Konflikte und Streit sind überall präsent, wo Menschen miteinander leben. In der Vorstellung der Menschen im alten Griechenland haben sogar die Götter beständig miteinander gestritten. Ganze Kriege und Tragödien fußen in der griechischen Mythologie auf kleinen Streitigkeiten.
Streitort Familie
Streit gibt es unter Kindern im Kindergarten, in WGs, mit den Nachbarn, im Job - und häufig auch innerhalb der Familie: Offene Zahnpastatuben, eingetrocknetes Geschirr und unaufgeräumte Kinderzimmer sorgen für kleinere und größere Konflikte. Kinder fühlen sich häufig ihren Geschwistern gegenüber benachteiligt oder sind eifersüchtig, wenn der Bruder oder die Schwester vermeintlich mehr Aufmerksamkeit und Zuwendung bekommt. Wie man seine Position in einem Streit behauptet und wie man Kompromisse schließt, lernen Kinder schon sehr früh, beispielsweise im Kindergarten.
WG-Streit: So lassen sich Konflikte mit Mitbewohnern vermeiden
Wer Kindergarten und Schule hinter sich hat und zum ersten Mal auszieht, findet sich meist schnell an einem weiteren konfliktträchtigen Ort wieder: Der Wohngemeinschaft. Hier prallen häufig unterschiedlichste Charaktere, Mentalitäten und Sauberkeitsbedürfnisse aufeinander. Ohne klare Regeln ist das harmonische Zusammenleben meist nicht von Dauer.

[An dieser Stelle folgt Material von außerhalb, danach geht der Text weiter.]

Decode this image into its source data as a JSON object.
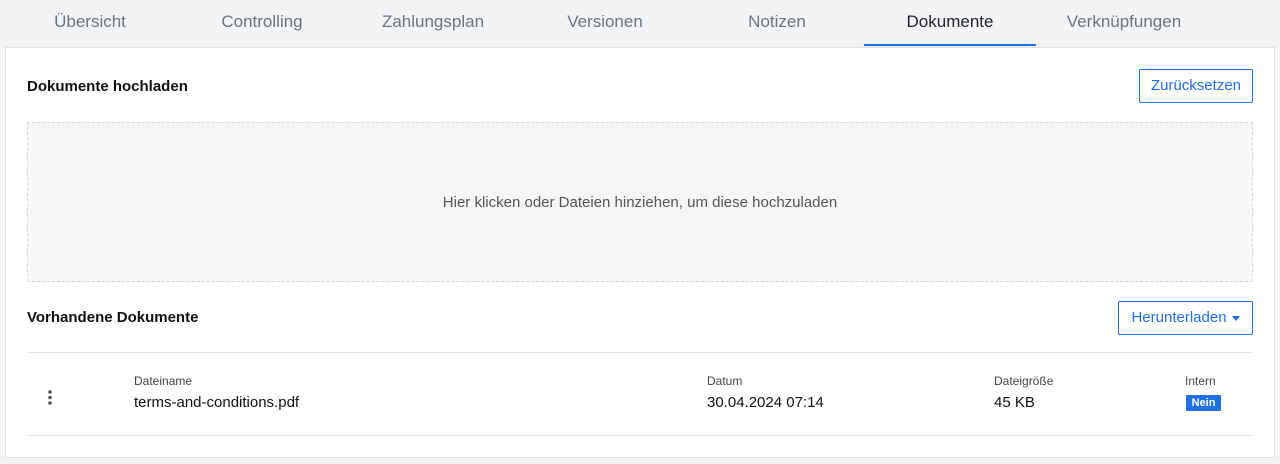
{
  "tabs": [
    {
      "label": "Übersicht"
    },
    {
      "label": "Controlling"
    },
    {
      "label": "Zahlungsplan"
    },
    {
      "label": "Versionen"
    },
    {
      "label": "Notizen"
    },
    {
      "label": "Dokumente",
      "active": true
    },
    {
      "label": "Verknüpfungen"
    }
  ],
  "upload": {
    "title": "Dokumente hochladen",
    "reset_label": "Zurücksetzen",
    "dropzone_text": "Hier klicken oder Dateien hinziehen, um diese hochzuladen"
  },
  "documents": {
    "title": "Vorhandene Dokumente",
    "download_label": "Herunterladen",
    "columns": {
      "filename": "Dateiname",
      "date": "Datum",
      "size": "Dateigröße",
      "internal": "Intern"
    },
    "rows": [
      {
        "filename": "terms-and-conditions.pdf",
        "date": "30.04.2024 07:14",
        "size": "45 KB",
        "internal": "Nein"
      }
    ]
  },
  "colors": {
    "accent": "#1f6fe5",
    "panel_bg": "#ffffff",
    "page_bg": "#f3f4f6"
  },
  "icons": {
    "row_menu": "kebab-menu-icon",
    "dropdown": "caret-down-icon"
  }
}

Streit in der Beziehung ist ganz normal
Auch zwischen Paaren kann es immer mal wieder Streit geben, sagt der Paartherapeut und Psychologe Prof. Christian Roesler von der Katholischen Hochschule Freiburg im Gespräch mit dem SWR. Wichtig sei hierbei, Streit nicht als eine große Katastrophe zu betrachten, sondern als etwas Normales. Wo Menschen mit unterschiedlichen Ansichten und Vorprägungen zusammenkommen, kann es schon mal Diskussionen geben. Wichtig sei, Dinge am besten schon anzusprechen, bevor man über das Verhalten des anderen richtig verärgert sei, so Roesler.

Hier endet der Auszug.